Pensioni giugno, calendario pagamenti e tema conguagli – cityzen.it

Durante il 2023, mensilmente l’Istituto ha apricato delle ritenute erariali, rispetto alle pensioni, in base alle stime annuali. A fine anno vi è il ricalcolo a consuntivo, così da capire se le cifre trattenute corrispondano all’effettivo dovuto.

Qualora le trattenute fossero minori al dovuto su base annua, l’istituto reculare la differenza sulla pensione (gennaio e febbraio). Qualora le rate non bastassero per la copertura del reddito, l’Istituito prosegue col trattenimento degli importi dei ratei a seguire sino all’estinzione del debito.

Riguardo i pensionati con importo all’anno complessivo delle prestazioni da pensione sino a diciotto mila euro, nel momento in cui conguaglio a debito superasse i cento euro, la rateazione può estendersi sino a novembre.

Giugno sarà anche il mese in cui sarà applicato l’aumento delle pensioni in relazione alla riforma IRPEF e alla rivalutazione annuale degli assegni da pensione.
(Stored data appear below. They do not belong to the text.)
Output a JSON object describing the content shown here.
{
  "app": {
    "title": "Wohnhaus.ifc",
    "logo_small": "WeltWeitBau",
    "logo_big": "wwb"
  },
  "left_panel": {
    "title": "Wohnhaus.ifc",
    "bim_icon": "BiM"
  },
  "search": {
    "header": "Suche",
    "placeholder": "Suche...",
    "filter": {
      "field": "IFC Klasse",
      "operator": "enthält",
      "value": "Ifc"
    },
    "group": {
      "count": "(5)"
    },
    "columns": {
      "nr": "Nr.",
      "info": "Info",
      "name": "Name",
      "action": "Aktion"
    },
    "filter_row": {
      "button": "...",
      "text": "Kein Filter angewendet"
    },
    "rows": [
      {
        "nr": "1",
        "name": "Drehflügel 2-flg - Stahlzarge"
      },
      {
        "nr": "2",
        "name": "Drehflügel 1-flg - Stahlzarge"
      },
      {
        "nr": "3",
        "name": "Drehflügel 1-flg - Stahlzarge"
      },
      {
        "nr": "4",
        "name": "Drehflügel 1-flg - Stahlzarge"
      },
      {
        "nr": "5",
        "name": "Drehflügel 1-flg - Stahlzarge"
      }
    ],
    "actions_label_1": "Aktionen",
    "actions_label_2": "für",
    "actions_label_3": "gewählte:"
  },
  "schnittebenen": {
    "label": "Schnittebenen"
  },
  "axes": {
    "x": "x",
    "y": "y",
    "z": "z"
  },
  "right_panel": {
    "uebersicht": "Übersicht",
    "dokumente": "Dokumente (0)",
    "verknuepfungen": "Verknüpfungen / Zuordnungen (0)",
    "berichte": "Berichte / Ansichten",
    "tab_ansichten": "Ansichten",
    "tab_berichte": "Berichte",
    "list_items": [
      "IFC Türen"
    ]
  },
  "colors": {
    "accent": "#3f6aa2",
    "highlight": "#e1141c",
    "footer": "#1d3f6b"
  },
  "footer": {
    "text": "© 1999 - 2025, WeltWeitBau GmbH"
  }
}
Per quanto riguarda i nuovi scaglioni IRPEF introdotti dalla riforma, le aliquote sono del 23% (redditi sino a 15mila euro), 23% (sino a 28mila euro, ridotta del 25%). E ancora, del 35% (redditi sino a 50mila euro) e 43% (maggiori di 50mila euro).

Al contempo, a seguito della rivalutazione annuale che si calcola rispetto all’inflazione, vi è stato un aumento delle pensioni sino al 5.4% da 01.01.24. Nel dettaglio, gli aumenti al mese lordi sono di 54 euro (sino a mille euro), di 81 euro (sino a mille e cinquecento euro), di 108 euro (sino a duemila euro) e di 114.75 euro (sino a duemila e cinquecento euro).

E ancora, di 85.80 euro (sino a tremila euro), di 88.55 euro (sino a tremila e cinquecento euro), di 101.20 euro (sino quattromila euro), di 100 euro (sino a cinquemila euro) e di 71.40 euro (sino a seimila euro).

Gli incrementi riguardano chi non ha già avuto gli arretrati precedentemente ed il controllo dell’ammontare dell’assegno, ed eventualmente dei conguagli, si può fare consultando il modello “ObisM”, nel fascicolo previdenziale sul portale INPS.

Non vi saranno trattenuti fiscali per quanto concerne le prestazioni non soggette a tassazione, ad esempio nel caso delle pensioni d’invalidità civile o gli assegni sociali.